Un printemps au cœur de l’automne. Suis-je fleur bleue de vous dire que j’en ai profité à l’os ? J’ai pris du soleil ces derniers jours comme on remplit sa gourde avant une longue randonnée en forêt. Être croyant, je dirais que c’est un cadeau du ciel.

Mais l’hiver viendra comme il viendra toujours. Et cet hiver-là ne sera pas comme les autres. L’encabanement sera à double tour.

Crisse que je suis tanné. Comme vous, comme nous tous. Je ne sais pas quelle est la solution, remarquez. Je regarde ailleurs, je me dis qu’il n’y a pas de réponse parfaite, ou presque. Je me dis que les admirateurs de la Suède sont soudainement discrets, ce que je souligne sans triomphalisme : je pense qu’on aura des réponses parfaites quand le virus sera parti, quand la poussière sera retombée, quand la science – virologique, épidémiologique, sociologique, économique, psychologique – aura eu l’avantage du recul et des années pour déterminer les meilleures pratiques…

Évidemment, ce sera trop tard. Ça servira pour la prochaine pandémie, pour les hamsters qui chercheront comme nous le bonheur dans le labyrinthe de la vie dans 90 ans…

Ou ça ne servira pas, c’est selon. Probablement pas.

J’ai roulé dans le printemps, j’ai roulé sur la nouvelle piste cyclable de Mme Plante, sur Saint-Denis.

J’ai adoré, au fait. J’aime bien l’idée de multiplier les endroits dans la ville où on peut rouler sans risquer de se faire tuer par un camion de déménagement pressé ou par la portière d’un automobiliste distrait : je trouve ça civilisé comme idée. Je suis désolé si je suis polarisant.

L’hiver sera encabané, on le sait. Plus qu’à l’habitude. Noël ressemble à Liberté 55, inatteignable. J’ai l’ambition de rouler en vélo quand ce sera sec, même quand l’hiver aura repris ses droits. J’ai jamais fait ça, du vélo en hiver. Ce sera mon combat personnel contre l’encabanement.

J’ai lu récemment quelqu’un – j’oublie qui – pester contre cette idée de piste cyclable sur Saint-Denis, en y voyant un autre signe de l’invasion du gauchisme…

C’est une opinion que je trouve drôle, mais pas drôle comme une joke de pet, remarquez : pousser les gens à utiliser leur vélo pour se déplacer, me semble que ce n’est ni de droite ni de gauche, c’est cardiovasculaire.

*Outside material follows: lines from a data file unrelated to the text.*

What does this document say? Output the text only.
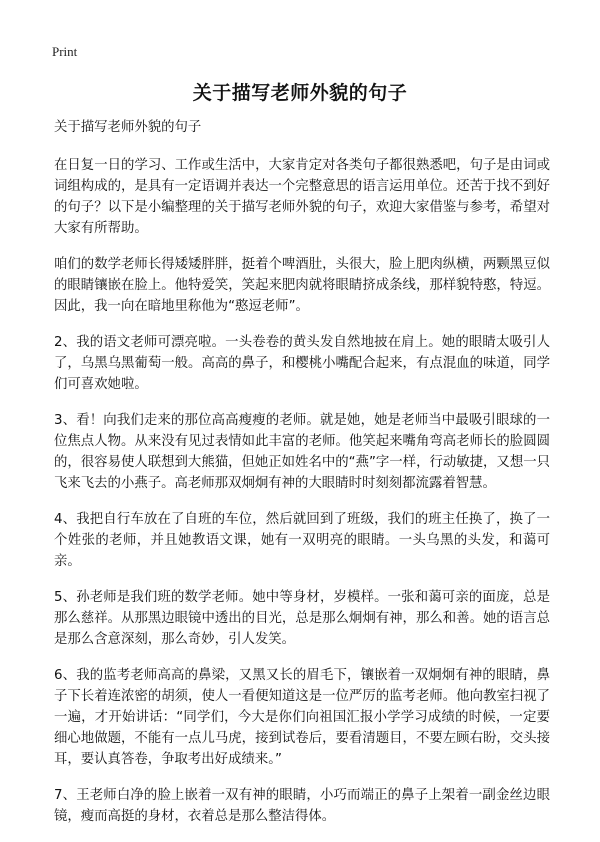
Print
关于描写老师外貌的句子

关于描写老师外貌的句子

在日复一日的学习、工作或生活中，大家肯定对各类句子都很熟悉吧，句子是由词或词组构成的，是具有一定语调并表达一个完整意思的语言运用单位。还苦于找不到好的句子？以下是小编整理的关于描写老师外貌的句子，欢迎大家借鉴与参考，希望对大家有所帮助。

咱们的数学老师长得矮矮胖胖，挺着个啤酒肚，头很大，脸上肥肉纵横，两颗黑豆似的眼睛镶嵌在脸上。他特爱笑，笑起来肥肉就将眼睛挤成条线，那样貌特憨，特逗。因此，我一向在暗地里称他为“憨逗老师”。

2、我的语文老师可漂亮啦。一头卷卷的黄头发自然地披在肩上。她的眼睛太吸引人了，乌黑乌黑葡萄一般。高高的鼻子，和樱桃小嘴配合起来，有点混血的味道，同学们可喜欢她啦。

3、看！向我们走来的那位高高瘦瘦的老师。就是她，她是老师当中最吸引眼球的一位焦点人物。从来没有见过表情如此丰富的老师。他笑起来嘴角弯高老师长的脸圆圆的，很容易使人联想到大熊猫，但她正如姓名中的“燕”字一样，行动敏捷，又想一只飞来飞去的小燕子。高老师那双炯炯有神的大眼睛时时刻刻都流露着智慧。

4、我把自行车放在了自班的车位，然后就回到了班级，我们的班主任换了，换了一个姓张的老师，并且她教语文课，她有一双明亮的眼睛。一头乌黑的头发，和蔼可亲。

5、孙老师是我们班的数学老师。她中等身材，岁模样。一张和蔼可亲的面庞，总是那么慈祥。从那黑边眼镜中透出的目光，总是那么炯炯有神，那么和善。她的语言总是那么含意深刻，那么奇妙，引人发笑。

6、我的监考老师高高的鼻梁，又黑又长的眉毛下，镶嵌着一双炯炯有神的眼睛，鼻子下长着连浓密的胡须，使人一看便知道这是一位严厉的监考老师。他向教室扫视了一遍，才开始讲话：“同学们，今大是你们向祖国汇报小学学习成绩的时候，一定要细心地做题，不能有一点儿马虎，接到试卷后，要看清题目，不要左顾右盼，交头接耳，要认真答卷，争取考出好成绩来。”

7、王老师白净的脸上嵌着一双有神的眼睛，小巧而端正的鼻子上架着一副金丝边眼镜，瘦而高挺的身材，衣着总是那么整洁得体。
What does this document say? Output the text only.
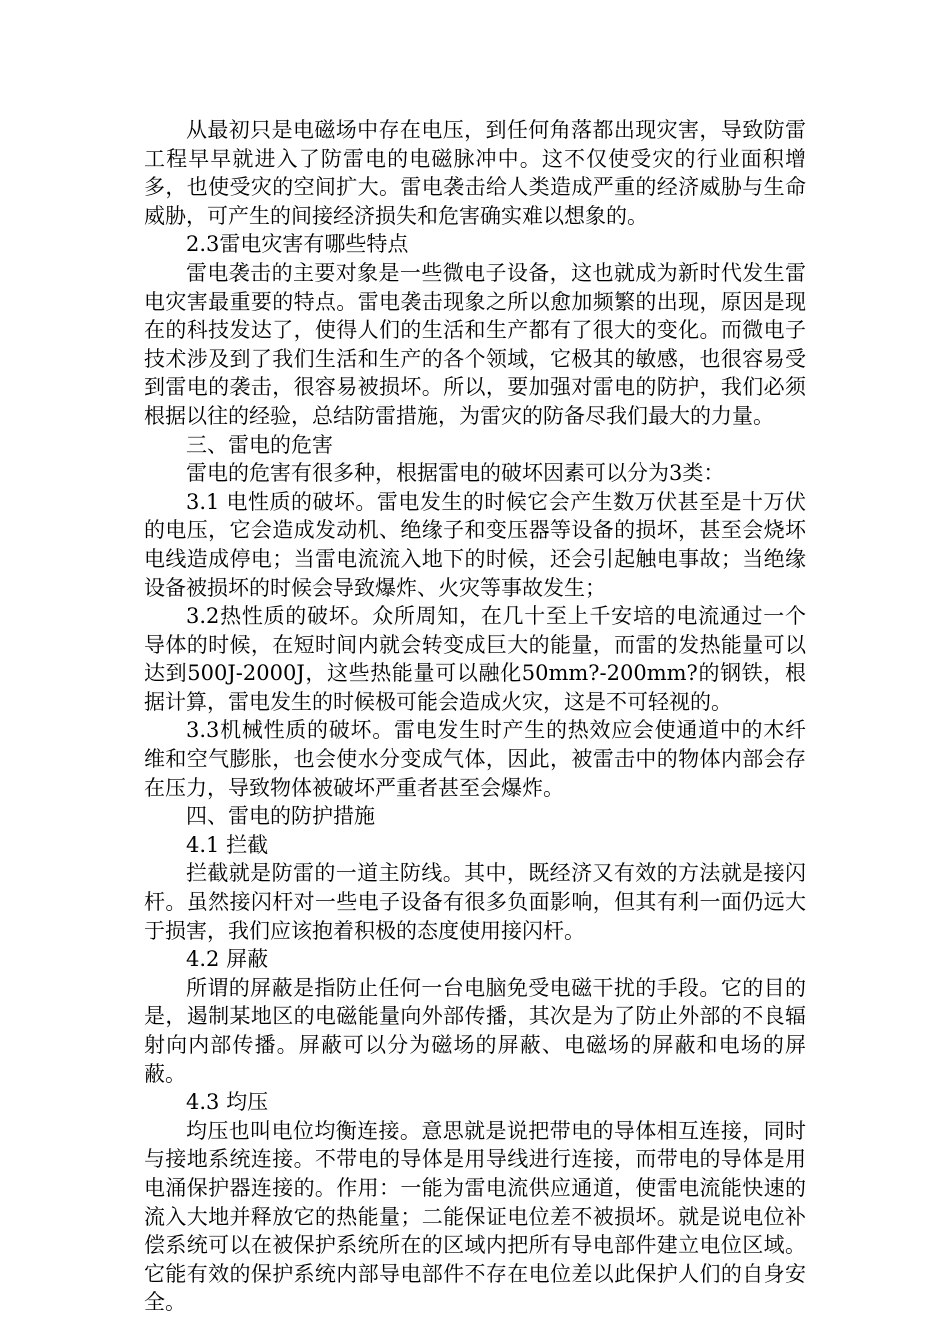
从最初只是电磁场中存在电压，到任何角落都出现灾害，导致防雷工程早早就进入了防雷电的电磁脉冲中。这不仅使受灾的行业面积增多，也使受灾的空间扩大。雷电袭击给人类造成严重的经济威胁与生命威胁，可产生的间接经济损失和危害确实难以想象的。

2.3雷电灾害有哪些特点

雷电袭击的主要对象是一些微电子设备，这也就成为新时代发生雷电灾害最重要的特点。雷电袭击现象之所以愈加频繁的出现，原因是现在的科技发达了，使得人们的生活和生产都有了很大的变化。而微电子技术涉及到了我们生活和生产的各个领域，它极其的敏感，也很容易受到雷电的袭击，很容易被损坏。所以，要加强对雷电的防护，我们必须根据以往的经验，总结防雷措施，为雷灾的防备尽我们最大的力量。

三、雷电的危害

雷电的危害有很多种，根据雷电的破坏因素可以分为3类：

3.1 电性质的破坏。雷电发生的时候它会产生数万伏甚至是十万伏的电压，它会造成发动机、绝缘子和变压器等设备的损坏，甚至会烧坏电线造成停电；当雷电流流入地下的时候，还会引起触电事故；当绝缘设备被损坏的时候会导致爆炸、火灾等事故发生；

3.2热性质的破坏。众所周知，在几十至上千安培的电流通过一个导体的时候，在短时间内就会转变成巨大的能量，而雷的发热能量可以达到500J-2000J，这些热能量可以融化50mm?-200mm?的钢铁，根据计算，雷电发生的时候极可能会造成火灾，这是不可轻视的。

3.3机械性质的破坏。雷电发生时产生的热效应会使通道中的木纤维和空气膨胀，也会使水分变成气体，因此，被雷击中的物体内部会存在压力，导致物体被破坏严重者甚至会爆炸。

四、雷电的防护措施

4.1 拦截

拦截就是防雷的一道主防线。其中，既经济又有效的方法就是接闪杆。虽然接闪杆对一些电子设备有很多负面影响，但其有利一面仍远大于损害，我们应该抱着积极的态度使用接闪杆。

4.2 屏蔽

所谓的屏蔽是指防止任何一台电脑免受电磁干扰的手段。它的目的是，遏制某地区的电磁能量向外部传播，其次是为了防止外部的不良辐射向内部传播。屏蔽可以分为磁场的屏蔽、电磁场的屏蔽和电场的屏蔽。

4.3 均压

均压也叫电位均衡连接。意思就是说把带电的导体相互连接，同时与接地系统连接。不带电的导体是用导线进行连接，而带电的导体是用电涌保护器连接的。作用：一能为雷电流供应通道，使雷电流能快速的流入大地并释放它的热能量；二能保证电位差不被损坏。就是说电位补偿系统可以在被保护系统所在的区域内把所有导电部件建立电位区域。它能有效的保护系统内部导电部件不存在电位差以此保护人们的自身安全。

Et plus je roule, moins je suis gêné, tout nu. Mon corps aime ça, rouler. Il y a comme une relation de cause à effet. C’est drôlement fait, le corps humain…

Mais l’effet le plus radical de la pédale est dans ma tête – parce que comme chacun le sait, 78 % des batailles que nous menons se passent dans nos têtes –, les endorphines sont bonnes contre la déprime. Je suis plein d’endorphines quand j’arrive au bureau, quand je reviens à la maison, après avoir roulé une demi-heure dans le chaud ou dans le frette…

Pour le surf, ce sera pour un autre hiver. L’automne revient en ville ce week-end. On lâche pas, on s’accroche.